Lindau (lz) - Ein paar Theaterinteressierte hätten es schon mehr sein dürfen, die das kleine Häuflein deutscher Zuschauer
                       im Club Vaudevile vergrößert hätten. So aber blieben mehr als zweihundert Kurden weitgehend unter sich, um einer
                       Theateraufführung von ungeheurer Faszination beizuwohnen.
                       Ein Bericht über die Aufführung des „Teatra Jiyana Nu“ kann die existentiellen Beweggründe, die zu seiner Entstehung
                       führten, nicht außer acht lassen: mit den Mitteln der Sprache, der Musik und der Bewegung wird da versucht, die
                       bedrohte, meist brutal unterdrückte Kultur des kurdischen Volkes wach zu halten.

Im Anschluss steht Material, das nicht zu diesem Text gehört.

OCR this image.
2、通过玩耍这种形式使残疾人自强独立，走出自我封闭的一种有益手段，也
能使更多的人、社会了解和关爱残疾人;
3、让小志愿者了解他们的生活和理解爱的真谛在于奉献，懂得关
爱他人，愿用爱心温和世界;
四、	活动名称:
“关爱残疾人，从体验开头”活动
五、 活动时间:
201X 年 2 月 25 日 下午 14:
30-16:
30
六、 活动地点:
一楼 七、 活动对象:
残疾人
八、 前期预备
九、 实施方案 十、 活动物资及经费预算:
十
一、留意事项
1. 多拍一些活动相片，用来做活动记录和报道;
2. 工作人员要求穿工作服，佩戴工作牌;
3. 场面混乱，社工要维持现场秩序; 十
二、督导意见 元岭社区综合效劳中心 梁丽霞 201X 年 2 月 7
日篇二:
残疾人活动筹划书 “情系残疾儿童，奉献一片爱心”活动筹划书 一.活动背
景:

                       Daß da selbst normale Probeabende regelmäßig zu Behinderungen, Zerstörungen, ja: Verhaftung und Folter führen,
                       vermag sich ein einheimischer Hobbyschauspieler, der sich hier eher um angemessene Raumtemperaturen oder eine
                       geeignete Bühnengröße sorgt, kaum vorzustellen. Unter diesem Aspekt wird das Bedürfnis dieser Gruppe nach
                       Solidarität unter Gleichgesinnten vermutlich ausgeprägter sein als unter jenen, die nur der Wunsch nach größerer
                       Beachtung ihres schauspielerischen Tuns eint. „Sermola-die Republik der Verrückten“ dürfte gerade auch bei jenen
                       Begeisterung ausgelöst haben, dich sich vom Theater außer intelligenter Unterhaltung auch einen größeren
                       gesellschaftlichen und politischen Bezug wünschen. Dabei kam die schlichtweg überwältigende Darstellung dieser
                       professionellen Gruppe, die im „Mesopotamischen Kulturzentrum Istanbul“ sein unerwünschtes Zuhause hat, nur selten
                       mit erhobenem Zeigefinger daher. Da wurden mit Verve, schier unerschöpflichem Gestenreichtum und mimischen
                       Leistungen, die bei Charlie Chaplin geschult schienen, Szenen erschaffen, die oft zum Verzweifeln schön und traurig
                       waren.
                       Alltagsgeschichten standen da Extremsituationen gegenüber, und allesamt lieferten sie das Material, das Menschen
                       plötzlich zu Außenseitern, zu „Verrückten“ macht: Opfer ihrer Famiilie, ihres Berufes, eines Schichsalschlages - oder
                       auch nur einer besonderen Begabung.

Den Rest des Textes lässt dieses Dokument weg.